FFTP has become synonymous with "intimate theatre." The point has always been to have audience members up close and personal to the actors. In their new configuration, the audience can consist of as many as the law allows. The plays that are presented usually comprise only two actors. These numbers fit with Governor Cuomo's ruling that small groups of people can congregate in a space in NYC. Audience members will wear masks, and they and the cast will be seated at least six feet apart from each other.

Food For Thought Productions was created by award-winning playwright Susan Charlotte to provide a home for the oft-neglected one-act play. Charlotte premiered a play by Tony Kushner and continued to premiere plays by other writers of note such as Tennessee Williams, John Guare, Joyce Carol Oates, Murray Schisgal, A.R. Gurney and Lynn Redgrave. The idea was to present thought-provoking plays with the crème-de-la-crème of theatre and film, followed by Q & A's with the cast. Audiences soon flocked to this unique theatre company where they could see unknown plays by major writers and have a chance to speak to luminaries from the entertainment world.

Food For Thought has had several homes, the latest of which is the Coffee House Club, which has been a perfect match. Founded in 1915 by several members of the Knickerbocker Club, led by Frank Crowninshield, publisher of "Vanity Fair," they decided they were fed up with that august institution's emphasis on the rich and socially prominent. Styling themselves the "Foes of Finance," these urbane conspirators founded The Coffee House, a club that would seek its members from among New York's intellectual, artistic, literary and theatrical circles. The Club adopted a tersely worded constitution designed to forestall any future backsliding into social snobbery: No Officers, No Charge Accounts, No Liveries, No Tips, No Set Speeches, NO RULES. Its many illustrious members have included: Cole Porter, Henry Fonda and Jerome Kern.

Food For Though plans on resuming its schedule of one show a month which will include plays by Tennessee Williams, Harold Pinter, Mel Brooks, Dorothy Parker, to name a few. For those who can't attend they can feast on food for thought fare via zoom.

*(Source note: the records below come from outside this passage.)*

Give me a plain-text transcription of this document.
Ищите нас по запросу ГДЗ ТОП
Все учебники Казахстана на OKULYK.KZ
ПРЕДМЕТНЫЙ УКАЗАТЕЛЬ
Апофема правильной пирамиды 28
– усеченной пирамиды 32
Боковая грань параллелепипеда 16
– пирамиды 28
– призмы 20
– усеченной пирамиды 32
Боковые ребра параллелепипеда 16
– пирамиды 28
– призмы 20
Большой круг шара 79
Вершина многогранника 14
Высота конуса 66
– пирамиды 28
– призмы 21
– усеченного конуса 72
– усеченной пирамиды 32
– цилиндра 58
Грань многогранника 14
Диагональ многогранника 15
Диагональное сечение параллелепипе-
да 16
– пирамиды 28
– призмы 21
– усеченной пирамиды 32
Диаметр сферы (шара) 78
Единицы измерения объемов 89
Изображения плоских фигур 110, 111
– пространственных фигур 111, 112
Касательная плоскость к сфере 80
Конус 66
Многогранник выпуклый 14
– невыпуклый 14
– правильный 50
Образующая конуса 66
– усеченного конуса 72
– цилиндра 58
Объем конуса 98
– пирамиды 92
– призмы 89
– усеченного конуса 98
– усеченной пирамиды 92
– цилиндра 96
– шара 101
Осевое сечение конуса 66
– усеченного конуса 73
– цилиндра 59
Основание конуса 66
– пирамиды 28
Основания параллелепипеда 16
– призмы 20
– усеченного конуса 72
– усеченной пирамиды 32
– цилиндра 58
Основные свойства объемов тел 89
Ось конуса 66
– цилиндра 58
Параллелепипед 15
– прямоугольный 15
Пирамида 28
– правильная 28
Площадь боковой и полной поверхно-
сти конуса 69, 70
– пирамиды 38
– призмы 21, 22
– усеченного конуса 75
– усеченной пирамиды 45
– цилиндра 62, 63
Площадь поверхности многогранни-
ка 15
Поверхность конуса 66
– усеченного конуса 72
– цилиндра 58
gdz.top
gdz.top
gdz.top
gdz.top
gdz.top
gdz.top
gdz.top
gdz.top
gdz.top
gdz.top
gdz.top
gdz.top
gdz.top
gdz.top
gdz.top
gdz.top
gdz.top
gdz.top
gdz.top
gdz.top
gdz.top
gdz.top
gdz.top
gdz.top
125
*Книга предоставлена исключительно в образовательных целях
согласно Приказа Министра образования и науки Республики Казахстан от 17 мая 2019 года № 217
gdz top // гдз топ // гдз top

Though the world has changed, Food For Thought remains essentially the same-same caliber of actors, writers and directors; the same enthusiastic audiences; and the same thought provoking Q &A's. The only difference-the audiences are slightly smaller. As the world keeps changing and the unanswered questions continue to grow it is comforting to know that there is still something people can count on.